Поэтарх всея Руси

В эти дни выдающемуся поэту Андрею Вознесенскому могло бы исполниться 85 лет

Судьба назначила ему родиться поэтом. Как его однокласснику Андрею Тарковскому уготовано было родиться кинорежиссером. Они с ранних лет почувствовали свою особость, отдельность, может, поэтому не стали большими друзьями: каждый пошел по жизни своей дорогой. Первые стихи Вознесенский написал в 10 лет, в 14 он отправил тетрадку со своими сочинениями Борису Пастернаку. Тот прочитал стихи — и почувствовал в них дыхание настоящего таланта. Так началась удивительная, продлившаяся до самой смерти Пастернака, дружба лучшего поэта ХХ века и его верного последователя.

Впрочем, Пастернак не верил в институт наставничества в поэзии, считал, что это сбивает самобытному дарованию голос. Он запретил Вознесенскому писать «под Пастернака», а позже отсоветовал поступать в Литинститут, полагая, что там его ничему не научат, а только испортят. Андрей послушался и пошел в архитектурный. Но прославиться на этом поприще ему не привелось: стихией его жизни стали стихи.

«Прощай, архитектура! Пылайте широко, коровники в амурах, сортиры в рококо!» — ак отметил Вознесенский окончание института, который имел несчастье загореться перед самой защитой дипломов. Эти дерзкие строки вошли в его первый поэтический сборник «Мозаика», изданный во Владимире, но в считанные дни разлетевшийся по стране.

Вышедший вслед за этим в Москве сборник «Парабола» упрочил репутацию молодого поэта, как любителя взрывных метафор, умопомрачительных парадоксов, бешеных ритмов. В поэзии Вознесенского, по точному наблюдению его друга, соратника и соперника Евгения Евтушенко, смешались гениальное бормотание Пастернака, поэтическая дерзость Цветаевой и Семена Кирсанова, синкопы американского джаза и ритмы русского перепляса.
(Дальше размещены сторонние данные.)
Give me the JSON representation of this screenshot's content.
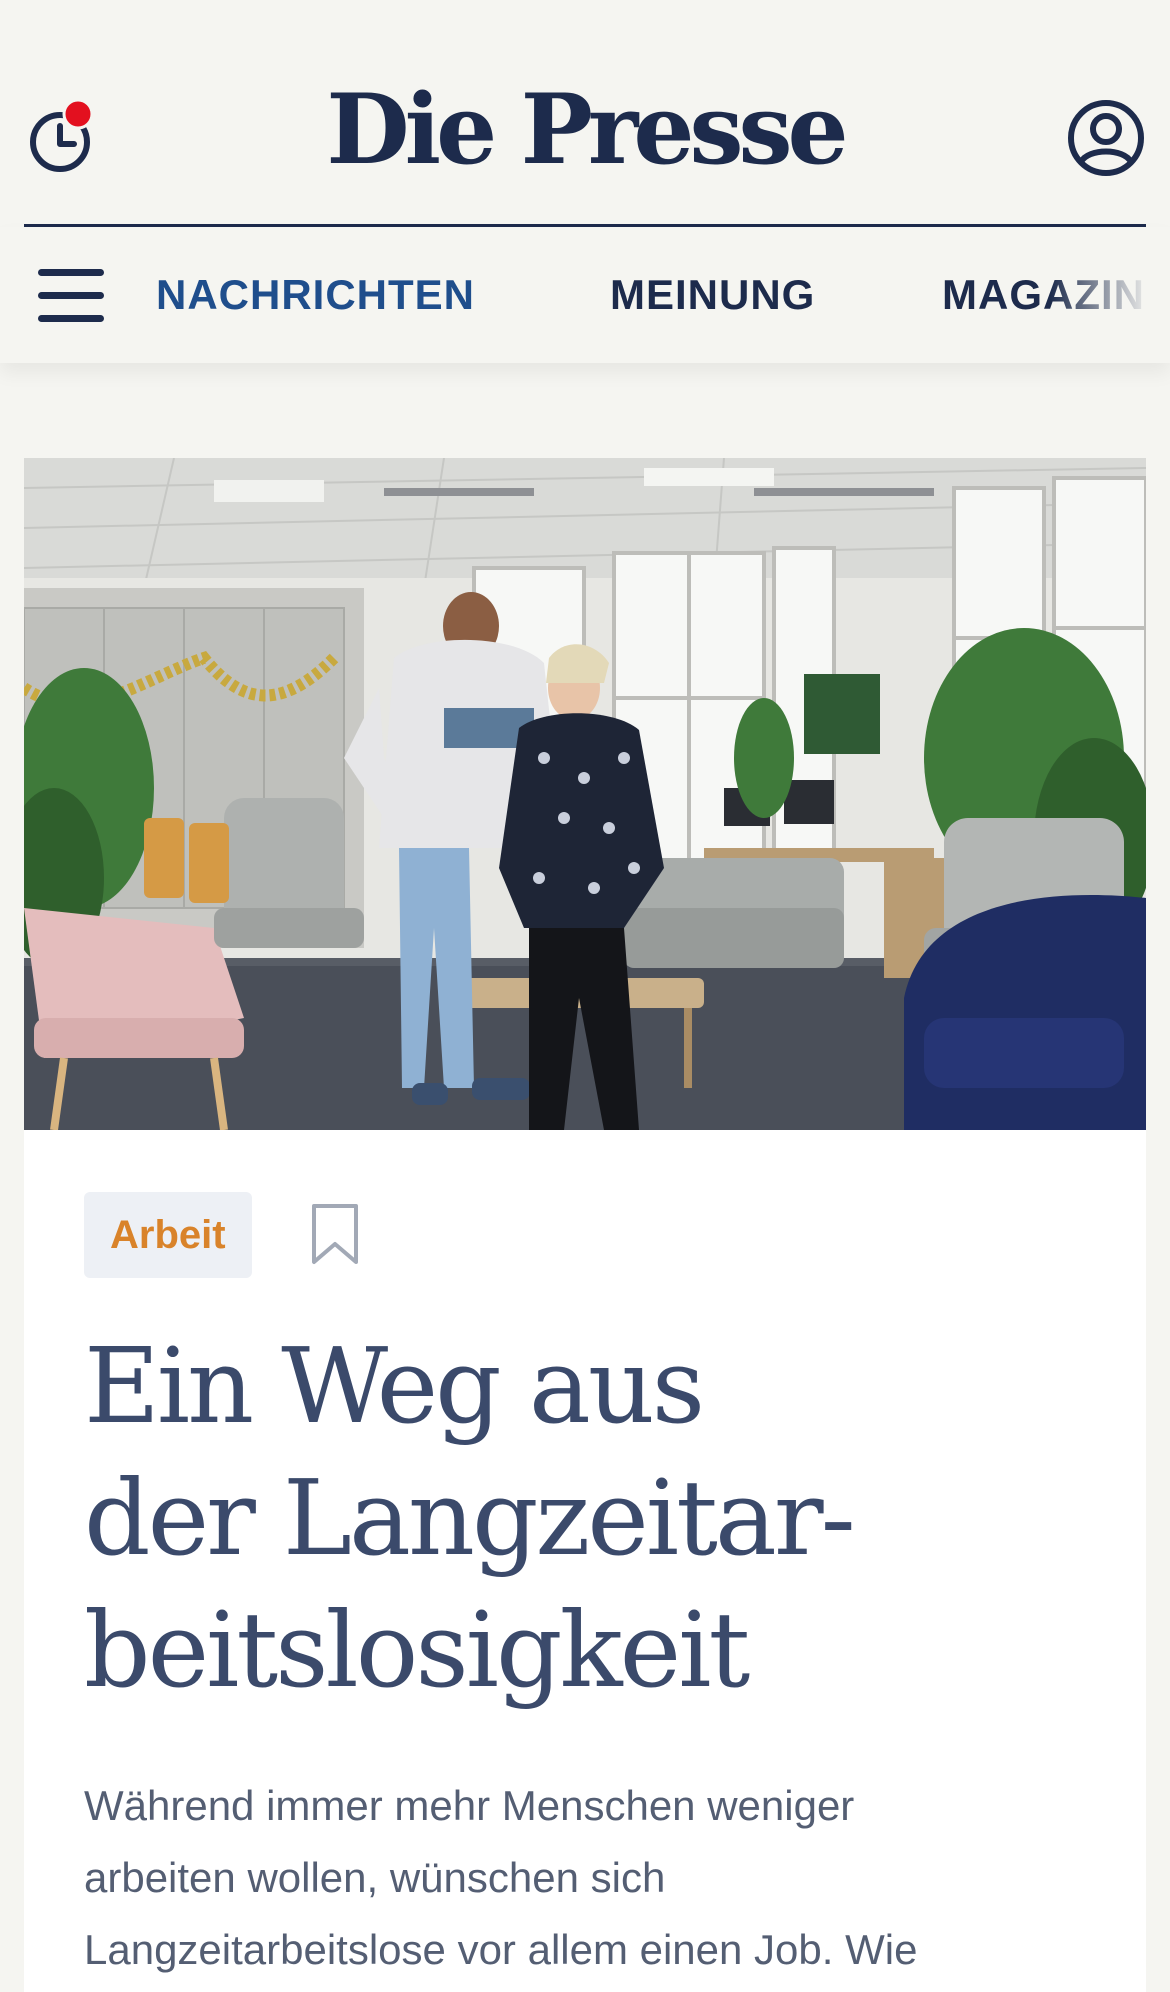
{
  "header": {
    "logo": "Die Presse",
    "history_icon": "clock-history-icon",
    "notification_color": "#e3101f",
    "account_icon": "user-account-icon"
  },
  "nav": {
    "menu_icon": "hamburger-menu-icon",
    "items": [
      {
        "label": "NACHRICHTEN",
        "active": true
      },
      {
        "label": "MEINUNG",
        "active": false
      },
      {
        "label": "MAGAZIN",
        "active": false
      }
    ]
  },
  "article": {
    "image_description_icon": "office-lounge-photo",
    "tag": "Arbeit",
    "bookmark_icon": "bookmark-icon",
    "headline_lines": [
      "Ein Weg aus",
      "der Langzeitar-",
      "beitslosigkeit"
    ],
    "lead_lines": [
      "Während immer mehr Menschen weniger",
      "arbeiten wollen, wünschen sich",
      "Langzeitarbeitslose vor allem einen Job. Wie"
    ]
  },
  "colors": {
    "brand_navy": "#1d2b4c",
    "nav_active": "#1f4e8c",
    "tag_text": "#d9832a",
    "tag_background": "#edf0f5",
    "headline": "#3b4a6b",
    "lead_text": "#545e73",
    "page_background": "#f5f5f1"
  }
}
Этот гремучий коктейль вызвал восторг одних и яростное неприятие других. От старой гвардии посыпались обвинения в формализме, безыдейности и даже порнографии: поборников морали, в частности, разгневало слово «беременная» в одном из стихотворений. В числе гонителей поэта оказался и всесильный Хрущев. В марте 1963 года на встрече первого секретаря ЦК КПСС с интеллигенцией, когда Вознесенский с трибуны произнес: «Как и мой учитель Владимир Маяковский, я — не член коммунистической партии», Никита Сергеевич взорвался едва ли не бранью.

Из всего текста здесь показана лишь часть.